Come precisato dallo stesso Commento n. 11, ciascuno di questi elementi non costituisce di per sé una condizione di vendita; tuttavia una combinazione di questi elementi, che va al di là dei semplici controlli di qualità, dimostra che esiste una relazione e che quindi il pagamento dei diritti di licenza costituisce una condizione di vendita. Sempre il Commento n. 11 aggiunge che in alcuni casi, possono esistere anche altri tipi di indicatori. È necessario anche sottolineare che determinati indicatori hanno un peso maggiore e dimostrano con più forza di altri che il licenziante esercita un potere di costrizione o di orientamento sul produttore/venditore e potrebbero pertanto costituire essi stessi una condizione di vendita. Nulla esclude, quindi, che l’Ufficio doganale possa considerare nella fattispecie oggetto del suo accertamento in materia di valore altri elementi, diversi da quelli sopra elencati, significativi a suo avviso dell’esistenza del potere di “costrizione o di orientamento” di una parte sull’altra, purché conducano a ragionevoli elementi di prova in ordine alla ricorrenza di tale potere di controllo. Occorre pertanto esaminare caso per caso il peso delle clausole significative (relative alle royalties) sul rapporto tra licenziante, licenziatario e produttore, tenendo presente che l’interesse dei licenzianti consiste anche nella sola tutela del buon nome del marchio e del proprietario del marchio stesso rispetto alla commercializzazione di prodotti di bassa qualità, di scadente fattura, non conformi ai modelli standard, o ancora da rischi di contraffazione, di usurpazione di disegni e know-how e di produzione pericolosa e non autorizzata (si veda anche le linee guida dell’Agenzia delle Dogane pubblicate con circolare n. 21/D del 30/11/2012).
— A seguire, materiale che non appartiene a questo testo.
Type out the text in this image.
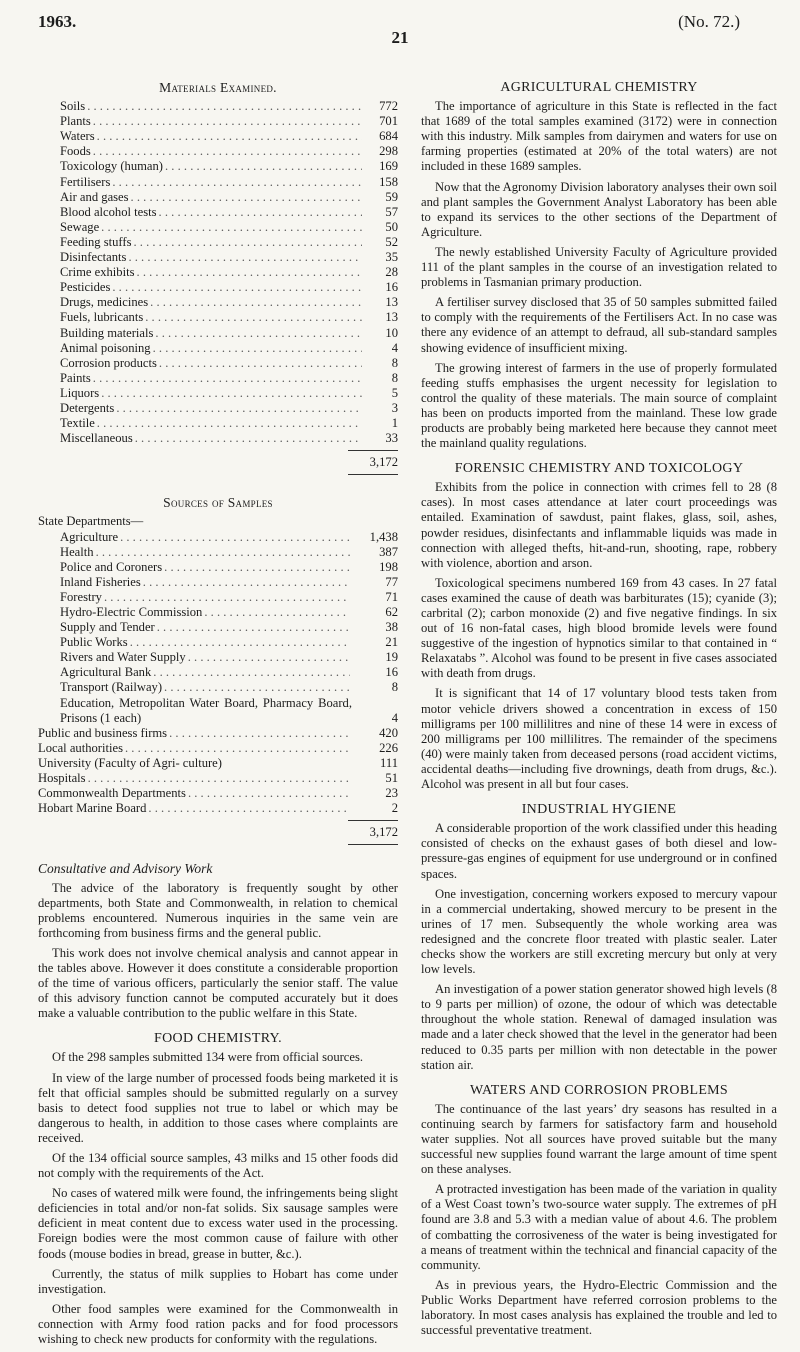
1963.
21
(No. 72.)
Materials Examined.
Soils . . .	772
Plants . . .	701
Waters . . .	684
Foods . . .	298
Toxicology (human) . . .	169
Fertilisers . . .	158
Air and gases . . .	59
Blood alcohol tests . . .	57
Sewage . . .	50
Feeding stuffs . . .	52
Disinfectants . . .	35
Crime exhibits . . .	28
Pesticides . . .	16
Drugs, medicines . . .	13
Fuels, lubricants . . .	13
Building materials . . .	10
Animal poisoning . . .	4
Corrosion products . . .	8
Paints . . .	8
Liquors . . .	5
Detergents . . .	3
Textile . . .	1
Miscellaneous . . .	33
3,172
Sources of Samples
State Departments—
Agriculture . . .	1,438
Health . . .	387
Police and Coroners . . .	198
Inland Fisheries . . .	77
Forestry . . .	71
Hydro-Electric Commission . . .	62
Supply and Tender . . .	38
Public Works . . .	21
Rivers and Water Supply . . .	19
Agricultural Bank . . .	16
Transport (Railway) . . .	8
Education, Metropolitan Water Board, Pharmacy Board, Prisons (1 each)	4
Public and business firms . . .	420
Local authorities . . .	226
University (Faculty of Agri- culture)	111
Hospitals . . .	51
Commonwealth Departments . . .	23
Hobart Marine Board . . .	2
3,172
Consultative and Advisory Work

The advice of the laboratory is frequently sought by other departments, both State and Commonwealth, in relation to chemical problems encountered. Numerous inquiries in the same vein are forthcoming from business firms and the general public.

This work does not involve chemical analysis and cannot appear in the tables above. However it does constitute a considerable proportion of the time of various officers, particularly the senior staff. The value of this advisory function cannot be computed accurately but it does make a valuable contribution to the public welfare in this State.

FOOD CHEMISTRY.

Of the 298 samples submitted 134 were from official sources.

In view of the large number of processed foods being marketed it is felt that official samples should be submitted regularly on a survey basis to detect food supplies not true to label or which may be dangerous to health, in addition to those cases where complaints are received.

Of the 134 official source samples, 43 milks and 15 other foods did not comply with the requirements of the Act.

No cases of watered milk were found, the infringements being slight deficiencies in total and/or non-fat solids. Six sausage samples were deficient in meat content due to excess water used in the processing. Foreign bodies were the most common cause of failure with other foods (mouse bodies in bread, grease in butter, &c.).

Currently, the status of milk supplies to Hobart has come under investigation.

Other food samples were examined for the Commonwealth in connection with Army food ration packs and for food processors wishing to check new products for conformity with the regulations.

AGRICULTURAL CHEMISTRY

The importance of agriculture in this State is reflected in the fact that 1689 of the total samples examined (3172) were in connection with this industry. Milk samples from dairymen and waters for use on farming properties (estimated at 20% of the total waters) are not included in these 1689 samples.

Now that the Agronomy Division laboratory analyses their own soil and plant samples the Government Analyst Laboratory has been able to expand its services to the other sections of the Department of Agriculture.

The newly established University Faculty of Agriculture provided 111 of the plant samples in the course of an investigation related to problems in Tasmanian primary production.

A fertiliser survey disclosed that 35 of 50 samples submitted failed to comply with the requirements of the Fertilisers Act. In no case was there any evidence of an attempt to defraud, all sub-standard samples showing evidence of insufficient mixing.

The growing interest of farmers in the use of properly formulated feeding stuffs emphasises the urgent necessity for legislation to control the quality of these materials. The main source of complaint has been on products imported from the mainland. These low grade products are probably being marketed here because they cannot meet the mainland quality regulations.

FORENSIC CHEMISTRY AND TOXICOLOGY

Exhibits from the police in connection with crimes fell to 28 (8 cases). In most cases attendance at later court proceedings was entailed. Examination of sawdust, paint flakes, glass, soil, ashes, powder residues, disinfectants and inflammable liquids was made in connection with alleged thefts, hit-and-run, shooting, rape, robbery with violence, abortion and arson.

Toxicological specimens numbered 169 from 43 cases. In 27 fatal cases examined the cause of death was barbiturates (15); cyanide (3); carbrital (2); carbon monoxide (2) and five negative findings. In six out of 16 non-fatal cases, high blood bromide levels were found suggestive of the ingestion of hypnotics similar to that contained in “ Relaxatabs ”. Alcohol was found to be present in five cases associated with death from drugs.

It is significant that 14 of 17 voluntary blood tests taken from motor vehicle drivers showed a concentration in excess of 150 milligrams per 100 millilitres and nine of these 14 were in excess of 200 milligrams per 100 millilitres. The remainder of the specimens (40) were mainly taken from deceased persons (road accident victims, accidental deaths—including five drownings, death from drugs, &c.). Alcohol was present in all but four cases.

INDUSTRIAL HYGIENE

A considerable proportion of the work classified under this heading consisted of checks on the exhaust gases of both diesel and low-pressure-gas engines of equipment for use underground or in confined spaces.

One investigation, concerning workers exposed to mercury vapour in a commercial undertaking, showed mercury to be present in the urines of 17 men. Subsequently the whole working area was redesigned and the concrete floor treated with plastic sealer. Later checks show the workers are still excreting mercury but only at very low levels.

An investigation of a power station generator showed high levels (8 to 9 parts per million) of ozone, the odour of which was detectable throughout the whole station. Renewal of damaged insulation was made and a later check showed that the level in the generator had been reduced to 0.35 parts per million with non detectable in the power station air.

WATERS AND CORROSION PROBLEMS

The continuance of the last years’ dry seasons has resulted in a continuing search by farmers for satisfactory farm and household water supplies. Not all sources have proved suitable but the many successful new supplies found warrant the large amount of time spent on these analyses.

A protracted investigation has been made of the variation in quality of a West Coast town’s two-source water supply. The extremes of pH found are 3.8 and 5.3 with a median value of about 4.6. The problem of combatting the corrosiveness of the water is being investigated for a means of treatment within the technical and financial capacity of the community.

As in previous years, the Hydro-Electric Commission and the Public Works Department have referred corrosion problems to the laboratory. In most cases analysis has explained the trouble and led to successful preventative treatment.
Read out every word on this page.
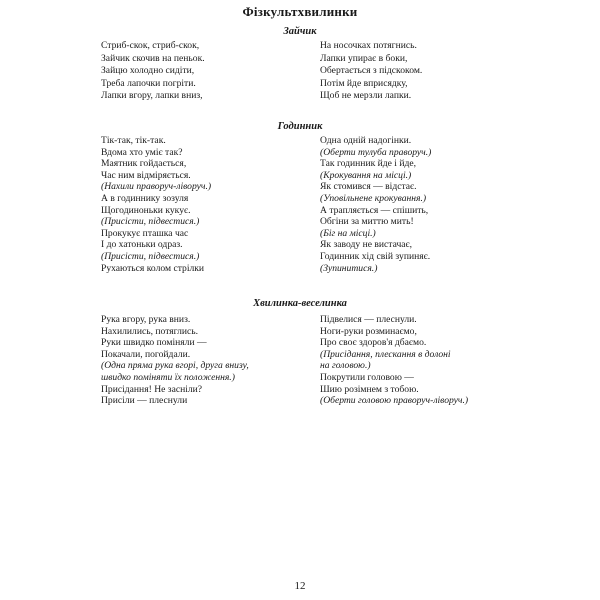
Фізкультхвилинки
Зайчик
Стриб-скок, стриб-скок,
Зайчик скочив на пеньок.
Зайцю холодно сидіти,
Треба лапочки погріти.
Лапки вгору, лапки вниз,
На носочках потягнись.
Лапки упирає в боки,
Обертається з підскоком.
Потім йде вприсядку,
Щоб не мерзли лапки.
Годинник
Тік-так, тік-так.
Вдома хто уміє так?
Маятник гойдається,
Час ним відміряється.
(Нахили праворуч-ліворуч.)
А в годиннику зозуля
Щогодиноньки кукує.
(Присісти, підвестися.)
Прокукує пташка час
І до хатоньки одраз.
(Присісти, підвестися.)
Рухаються колом стрілки
Одна одній надогінки.
(Оберти тулуба праворуч.)
Так годинник йде і йде,
(Крокування на місці.)
Як стомився — відстає.
(Уповільнене крокування.)
А трапляється — спішить,
Обгіни за миттю мить!
(Біг на місці.)
Як заводу не вистачає,
Годинник хід свій зупиняє.
(Зупинитися.)
Хвилинка-веселинка
Рука вгору, рука вниз.
Нахилились, потяглись.
Руки швидко поміняли —
Покачали, погойдали.
(Одна пряма рука вгорі, друга внизу,
швидко поміняти їх положення.)
Присідання! Не засніли?
Присіли — плеснули
Підвелися — плеснули.
Ноги-руки розминаємо,
Про своє здоров'я дбаємо.
(Присідання, плескання в долоні
на головою.)
Покрутили головою —
Шию розімнем з тобою.
(Оберти головою праворуч-ліворуч.)
12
La Corte di Giustizia ha escluso di poter giungere ad un criterio astratto o a una conclusione di carattere generale, ribadendo la necessità di analizzare ogni singolo caso concreto al fine di verificare la presenza degli indicatori di cui al Commento n. 11, quali l’esistenza di un contratto diretto tra fornitore e licenziante o il potere del licenziante di ingerirsi nella produzione o sulla libertà di impresa del venditore.

Da tutto quanto sopra esposto, può concludersi che, ai fini dell’inclusione nel valore in dogana dei diritti di licenza è necessario verificare se:

  • il titolare del marchio abbia un effettivo potere di controllo sul produttore, tale da impedire un rapporto autonomo tra quest’ultimo e il licenziatario; e
  • l’effettivo versamento delle royalties rappresenti una condicio sine qua non all’importazione dei beni presentati in dogana.